Mild inflation reading offers Fed a 'green light' to cut rates in September


A milder inflation reading released Wednesday removes one of the last hurdles the Federal Reserve needed to clear before cutting rates in September.

The Consumer Price Index (CPI) increased 2.9% over the prior year in July, down from June’s 3.0% annual gain in prices. On a “core” basis, which strips out the more volatile costs of food and gas, prices in July climbed 3.2% over last year — down from 3.3% in June. That was the smallest increase since April 2021.

I think this report is a green light for the Federal Reserve in September,” Nathan Sheets, global chief economist for Citigroup (C), told Yahoo Finance.

The new numbers are the latest confirmation that inflation is in fact cooling once again after heating back up during the first quarter of the year, a development that prompted the Fed to warn at one point that rates would likely stay higher for longer.

Fed Chair Jerome Powell made it clear at the end of last month that a cut in September was “on the table” as long as the data supported it. He and other policy makers have said they want to be sure that inflation is in fact moving “sustainably” down to their 2% goal.

U.S. Federal Reserve Chairman Jerome Powell addresses a press conference after the release of the Fed policy decision to leave interest rates unchanged, at the Federal Reserve in Washington, U.S, September 20, 2023. REUTERS/Evelyn HocksteinU.S. Federal Reserve Chairman Jerome Powell addresses a press conference after the release of the Fed policy decision to leave interest rates unchanged, at the Federal Reserve in Washington, U.S, September 20, 2023. REUTERS/Evelyn Hockstein

Federal Reserve Chairman Jerome Powell. REUTERS/Evelyn Hockstein (REUTERS / Reuters)

“It’s just a question of seeing more good data,” Powell said at a press conference on July 31. “We just want to see more and gain confidence.”

Traders are currently betting there is a 100% chance of some type of cut in September. The odds of a 50 basis point cut or a 25 basis point cut are now split roughly 50/50, per the CME FedWatch Tool.

“I don’t think there’s really any debate that the Fed is cutting in September,” JPMorgan Chase’s (JPM) Kelsey Berro told Yahoo Finance earlier this week.

“What we’re really debating is [whether or not it’s] going to be [a] 25 or… 50 [basis point rate cut],” added Berro, who is an asset management portfolio manager for global fixed income.

The Fed will have two more important data sets to consider before meeting on Sept. 17-18 in Washington, DC.

One is a reading from the Fed’s preferred inflation gauge, the core Personal Consumption Expenditures (PCE) Index — on Aug. 30 and the second is a jobs report from the Bureau of Labor Statistics on Sept. 6.

The jobs data will likely help the Fed decide whether its first cut will be small or large.

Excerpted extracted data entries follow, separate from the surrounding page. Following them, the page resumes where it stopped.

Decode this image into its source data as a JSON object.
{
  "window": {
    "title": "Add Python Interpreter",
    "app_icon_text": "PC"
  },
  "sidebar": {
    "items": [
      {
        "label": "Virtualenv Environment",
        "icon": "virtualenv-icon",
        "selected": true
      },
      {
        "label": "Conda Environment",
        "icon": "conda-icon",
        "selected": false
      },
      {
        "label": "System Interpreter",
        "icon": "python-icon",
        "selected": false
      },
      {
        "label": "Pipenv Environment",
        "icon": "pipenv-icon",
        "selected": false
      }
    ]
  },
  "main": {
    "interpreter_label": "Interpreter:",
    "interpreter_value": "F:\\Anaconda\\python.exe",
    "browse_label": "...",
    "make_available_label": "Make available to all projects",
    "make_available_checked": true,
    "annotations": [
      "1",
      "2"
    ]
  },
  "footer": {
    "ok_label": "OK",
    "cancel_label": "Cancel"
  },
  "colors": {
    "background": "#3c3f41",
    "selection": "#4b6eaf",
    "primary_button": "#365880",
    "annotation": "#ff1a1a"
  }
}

That last jobs report offered new signs of a cooling labor market, which stoked fears that the Fed may have waited too long to start lowering interest rates after keeping them at a 23-year high for the last year.

In July the unemployment rate rose to 4.3% — its highest level since October 2021. The US economy added 114,000 nonfarm payroll jobs in July, fewer than the 175,000 expected by economists.

Some Fed watchers have argued the central bank should have decided at its July meeting to lower rates for the first time in four years — to get ahead of a slowing US economy before it tips into a recession. Those criticisms became louder last week amid the worst one-day rout for the stock market since 2022.

Others have said the Fed is still where it needs to be.

“The Fed may, in hindsight, say they were late, but I don’t think they’re very late,” Goldman Sachs (GS) vice chairman Rob Kaplan told Yahoo Finance earlier this week. “If they’re late, it’ll be by a meeting or two. It’ll turn out to be tactical.”

One Fed official, Atlanta Fed president Raphael Bostic, said Tuesday before the latest CPI report that he wants to see “a little more data” before cutting rates.

He wants to make sure Fed doesn’t cut rates too soon and risk a re-acceleration of inflation while at the same time ensuring the job market doesn’t turn “freezing cold.

“I am willing to wait, but it’s coming … It is coming,” Bostic said.